Inflation hit four-decade highs in the US and UK earlier this year and remains elevated while also shooting up to a record in Europe.

Opec now expects global oil demand to increase by 2.6 million barrels per day in 2022, lower than its previous estimate of 3.1 million bpd.

Brent, the benchmark for two thirds of the world’s oil, was trading about 1.69 per cent higher, at $94.14 a barrel at 8.37pm UAE time on Thursday. West Texas Intermediate, the gauge that tracks US crude, was up 1.84 per cent at $88.90 a barrel.

The war in Ukraine, now in its eight month, coupled with rising recession fears, broadening inflation pressures and a slowdown in China, both the world's second largest economy and importer of crude, prompted the International Monetary Fund to cut its global growth forecast for 2023.

Despite the worsening outlook for oil demand, supply is expected to remain tight going into 2023.

US shale producers, who have been quick to respond to oil price spikes in previous years, have been maintaining capital discipline as they grapple with higher costs and supply chain constraints.

“This casts doubt on suggestions that higher prices will necessarily balance the market through additional supply,” the IEA said.

“While previous large spikes in oil prices have spurred a strong investment response leading to greater supply from non-OPEC producers, this time may be different,” it added.

An Opec+ decision to cut supply by 2 million bpd pushed Brent up by about $14 a barrel before easing this week.

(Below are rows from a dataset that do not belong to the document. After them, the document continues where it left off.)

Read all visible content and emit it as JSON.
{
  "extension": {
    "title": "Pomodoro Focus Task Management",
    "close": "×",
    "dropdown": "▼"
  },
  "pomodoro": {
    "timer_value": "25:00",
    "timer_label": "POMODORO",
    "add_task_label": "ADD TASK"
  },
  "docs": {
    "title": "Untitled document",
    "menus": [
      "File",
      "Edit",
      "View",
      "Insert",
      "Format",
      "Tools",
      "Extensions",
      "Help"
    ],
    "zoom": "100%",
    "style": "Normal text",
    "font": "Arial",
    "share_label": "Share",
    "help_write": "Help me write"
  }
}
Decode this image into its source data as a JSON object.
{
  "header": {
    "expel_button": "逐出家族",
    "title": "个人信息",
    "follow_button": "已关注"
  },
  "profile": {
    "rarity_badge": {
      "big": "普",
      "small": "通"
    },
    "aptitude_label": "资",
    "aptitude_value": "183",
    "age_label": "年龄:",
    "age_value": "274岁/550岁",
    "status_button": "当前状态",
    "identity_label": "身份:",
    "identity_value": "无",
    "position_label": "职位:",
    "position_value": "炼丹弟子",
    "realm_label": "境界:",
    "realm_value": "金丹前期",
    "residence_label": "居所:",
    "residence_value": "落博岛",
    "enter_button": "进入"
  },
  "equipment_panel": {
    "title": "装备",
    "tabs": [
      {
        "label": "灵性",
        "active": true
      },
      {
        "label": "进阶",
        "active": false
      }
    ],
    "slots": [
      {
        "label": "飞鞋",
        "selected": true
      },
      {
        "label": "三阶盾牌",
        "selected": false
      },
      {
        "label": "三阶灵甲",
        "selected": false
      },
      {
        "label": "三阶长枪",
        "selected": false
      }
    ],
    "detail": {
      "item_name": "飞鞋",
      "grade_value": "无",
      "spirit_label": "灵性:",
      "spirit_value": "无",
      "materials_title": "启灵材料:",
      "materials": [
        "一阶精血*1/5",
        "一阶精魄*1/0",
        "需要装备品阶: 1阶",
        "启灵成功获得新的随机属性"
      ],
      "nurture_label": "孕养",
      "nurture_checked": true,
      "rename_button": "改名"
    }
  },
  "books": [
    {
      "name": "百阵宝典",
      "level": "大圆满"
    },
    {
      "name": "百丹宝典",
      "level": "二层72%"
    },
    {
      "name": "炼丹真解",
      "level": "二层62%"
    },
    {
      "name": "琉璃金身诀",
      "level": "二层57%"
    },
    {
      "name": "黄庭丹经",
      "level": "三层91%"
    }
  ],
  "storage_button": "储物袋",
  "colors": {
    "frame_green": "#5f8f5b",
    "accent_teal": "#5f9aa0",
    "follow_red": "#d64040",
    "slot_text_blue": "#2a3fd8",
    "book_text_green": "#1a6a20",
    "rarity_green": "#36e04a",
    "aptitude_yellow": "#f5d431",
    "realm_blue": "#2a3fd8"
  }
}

The global benchmark is down about 6 per cent from Friday’s closing levels.

The EU embargo on Russian crude oil and product imports that come into effect in December 2022 and February 2023, respectively, will result in further production losses, IEA said.

“With less than two months to go before a ban on Russian crude oil imports comes into effect, EU countries have yet to diversify more than half of their pre-war import levels away from Russia,” the agency said.